Не понимала и позже. Записывала в дневнике, обращаясь к умершему Ермолинскому (он скончался в 1984 году): «Вы твердо говорили: „Миша — гений“. А я Вам: „Почему Вы так твердо это говорите?“». И Ермолинский будто бы отвечал ей: «…Через три дня, как только будет напечатан „Мастер“, то же самое будет говорить весь мир…» «Какая преданность духа!.. — восклицает Т. А., изумляясь верности покойного Ермолинского. — Вы ведь всегда говорили: „Миша был гений“. А я спорила, не понимала».

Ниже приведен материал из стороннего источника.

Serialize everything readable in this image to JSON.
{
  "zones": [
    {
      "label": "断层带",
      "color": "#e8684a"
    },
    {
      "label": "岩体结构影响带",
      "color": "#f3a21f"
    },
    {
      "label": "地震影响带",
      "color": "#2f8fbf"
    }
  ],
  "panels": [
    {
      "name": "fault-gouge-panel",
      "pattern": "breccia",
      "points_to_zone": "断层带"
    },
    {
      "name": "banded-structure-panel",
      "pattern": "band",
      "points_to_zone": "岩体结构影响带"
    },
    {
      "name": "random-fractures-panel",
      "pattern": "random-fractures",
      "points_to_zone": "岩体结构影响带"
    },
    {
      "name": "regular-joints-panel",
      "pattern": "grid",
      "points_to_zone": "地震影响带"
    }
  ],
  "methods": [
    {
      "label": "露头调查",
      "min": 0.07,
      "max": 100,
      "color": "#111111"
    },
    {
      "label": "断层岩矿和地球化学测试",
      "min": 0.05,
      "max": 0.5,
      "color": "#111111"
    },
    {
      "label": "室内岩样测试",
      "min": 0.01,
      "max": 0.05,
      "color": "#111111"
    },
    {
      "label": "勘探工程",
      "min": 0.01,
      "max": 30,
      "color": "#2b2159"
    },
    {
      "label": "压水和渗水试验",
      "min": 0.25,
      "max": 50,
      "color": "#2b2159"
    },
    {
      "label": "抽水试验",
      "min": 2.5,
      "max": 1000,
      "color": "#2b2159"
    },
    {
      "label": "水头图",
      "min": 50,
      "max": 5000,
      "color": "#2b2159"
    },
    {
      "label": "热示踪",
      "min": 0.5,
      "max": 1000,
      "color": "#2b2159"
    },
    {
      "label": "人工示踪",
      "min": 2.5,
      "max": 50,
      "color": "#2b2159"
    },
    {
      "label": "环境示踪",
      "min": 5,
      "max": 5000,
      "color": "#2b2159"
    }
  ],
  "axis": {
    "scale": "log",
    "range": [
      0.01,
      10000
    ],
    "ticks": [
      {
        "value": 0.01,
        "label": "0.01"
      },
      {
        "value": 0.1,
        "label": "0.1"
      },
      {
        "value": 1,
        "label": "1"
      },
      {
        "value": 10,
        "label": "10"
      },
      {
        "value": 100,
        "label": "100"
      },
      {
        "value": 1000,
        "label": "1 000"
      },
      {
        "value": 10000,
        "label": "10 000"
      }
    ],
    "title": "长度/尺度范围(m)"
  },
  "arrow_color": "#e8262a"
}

Не понимала. Упорно держалась за свое непонимание, чему были, разумеется, причины. Так и не смогла простить Елене Сергеевне ни странно большого места, которое она заняла в жизни ее брата, ни того, что Е. С., с ее гордостью и душевной силой, была нужна Луговскому гораздо больше, чем он ей. И того, как преданно относился к Е. С. Ермолинский, отвергнутый как любовник и оставленный в друзьях, тоже не могла простить. Потому что Ермолинского любила.
Это Булгаков видел людей насквозь. Елена Сергеевна очень ошибалась в людях. Относилась к Татьяне Луговской искренне, доверчиво, даже любовно. Мы ведь так нуждаемся в друзьях, мы любим своих друзей, прощая им мелкие прегрешения, и не замечаем, как порою глубоко и жестко в их дружбе таится скрытое соперничество, ревность или предательская зависть, прорастая в затаенную ненависть.
После смерти Елены Сергеевны у Татьяны Луговской появилась безумная идея объявить Ермолинского «единственным другом Булгакова», и она вдохновенно пробивала эту идею, объединяя вокруг нее своих друзей. Когда умер Ермолинский, ею овладела безумная мысль захоронить его в могиле Булгакова — не помню уж, как отбились родственники Булгакова и Елены Сергеевны. Образ умершей вдовы Булгакова мешал, его хотелось перекроить, подчистить, сделать зауряднее…
С Татьяной Александровной Луговской я была кратко знакома. Это была женщина очень моложавая, красивая и решительная. Читатели знают, что у нее легкое перо и высокая самоуверенность. «Чего только не пишут про ушедших людей, — замечает она в своих мемуарах, — и потом они застревают в истории совсем другими, чем были… И еще я поняла, что и мой путь по жизни кончается, и спешу поэтому записать, по возможности правдиво, то, что я видела и знала доподлинно».
Увы, в данном случае ни правдиво, ни доподлинно не получилось…
Фадеев и Луговской в жизни Елены Сергеевны Булгаковой. Цвет советской литературы, лучшие в ней. Оба — значительно моложе Елены Сергеевны, красивые и бесспорно одаренные. Как страшно они пили, эти ребята. Какими слабыми, должно быть, казались ей в ярком свете личности Михаила Булгакова, наполнявшем ее душу…
«Образ моего отца, пишущего за столом…»
А что же с «Коммунистическим манифестом», который Афанасий Иванович Булгаков читал ровно за сто лет до того, как этот факт оскорбил его ученую внучку?